CBMMA Chinese steel consortium has announced a $1.95bn purchase of a stake in a Brazilian miner of niobium, underscoring the country’s growing interest in Latin American resources.

The consortium, which includes Citic Group as well as steelmakers Anshan, Shougang, Baosteel, and Taiyuan Iron & Steel, will purchase a 15 per cent stake in Companhia Brasileira de Metalurgia e Mineração (CBMM), a privately owned Brazilian mining company.

The deal highlights how China’s appetite for resources has been a driver for global mergers and acquisitions, even against the backdrop of wavering commodities prices this year. China is the world’s biggest consumer and producer of steel, a key ingredient in everyday items such as cars and buildings, and Chinese demand has kept iron ore prices close to historic highs this year.

While the rare metal niobium is not that well known, it is a key alloy that makes steel harder and stronger, such as for speciality steels used in oil pipelines or long bridges.

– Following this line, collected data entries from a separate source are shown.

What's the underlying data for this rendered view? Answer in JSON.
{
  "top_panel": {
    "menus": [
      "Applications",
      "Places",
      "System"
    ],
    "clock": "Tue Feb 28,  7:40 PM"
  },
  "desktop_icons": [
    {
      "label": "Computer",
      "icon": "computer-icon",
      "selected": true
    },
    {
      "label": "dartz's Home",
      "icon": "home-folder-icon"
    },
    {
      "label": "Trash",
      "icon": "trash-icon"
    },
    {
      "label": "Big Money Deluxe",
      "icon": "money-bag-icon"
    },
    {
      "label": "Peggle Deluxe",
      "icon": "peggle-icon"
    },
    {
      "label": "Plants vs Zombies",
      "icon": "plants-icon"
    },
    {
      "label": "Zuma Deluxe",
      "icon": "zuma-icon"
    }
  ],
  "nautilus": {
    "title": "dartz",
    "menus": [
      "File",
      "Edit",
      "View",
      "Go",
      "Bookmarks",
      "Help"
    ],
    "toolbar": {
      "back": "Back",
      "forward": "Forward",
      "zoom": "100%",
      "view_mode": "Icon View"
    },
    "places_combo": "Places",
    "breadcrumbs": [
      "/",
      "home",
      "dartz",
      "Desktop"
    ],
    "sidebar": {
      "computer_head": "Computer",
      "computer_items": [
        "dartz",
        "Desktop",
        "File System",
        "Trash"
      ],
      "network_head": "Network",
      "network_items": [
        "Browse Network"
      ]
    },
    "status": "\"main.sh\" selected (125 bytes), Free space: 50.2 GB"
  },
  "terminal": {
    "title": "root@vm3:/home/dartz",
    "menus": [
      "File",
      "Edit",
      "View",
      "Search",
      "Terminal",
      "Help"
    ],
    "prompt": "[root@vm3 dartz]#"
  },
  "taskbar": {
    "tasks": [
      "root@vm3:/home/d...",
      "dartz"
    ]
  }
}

CBMM, the Brazilian company, produces about 80 per cent of the world’s niobium supply and its biggest customers are all in Asia, according to a person close to the deal.

“The investment has an important strategic value for all parties,” said Baosteel in a statement on its website. Brazil has the world’s biggest niobium resources, and global niobium demand increased about 10 per cent per year between 2002 and 2009, the statement pointed out.

China is poorly endowed when it comes to steelmaking ingredients and Beijing recently declared that Chinese companies should step up overseas investments in iron ore, a key steelmaking ingredient, with the goal of having half of China’s iron-ore imports come from Chinese-invested mines.

The Chinese consortium’s investments comes just months after a nearly identical investment by a Japanese-Korean consortium, which paid $1.8bn for a 15 per cent stake in CBMM in March. The remaining 70 per cent of CBMM is controlled by the Moreira Salles family, which is also linked to the bank Itaú-Unibanco.

Chinese resources companies have been particularly active investors in Brazil, which is a big source of commodities for China including soybeans, oil, sugar and iron ore. Some of the largest recent deals include Sinopec’s $7.1bn investment in Repsol Brasil, Sinochem’s $3.1bn investment in an offshore Brazilian oilfield, and Beijing’s $10bn oil for loan deal in 2009.

The Chinese consortium was advised by UBS.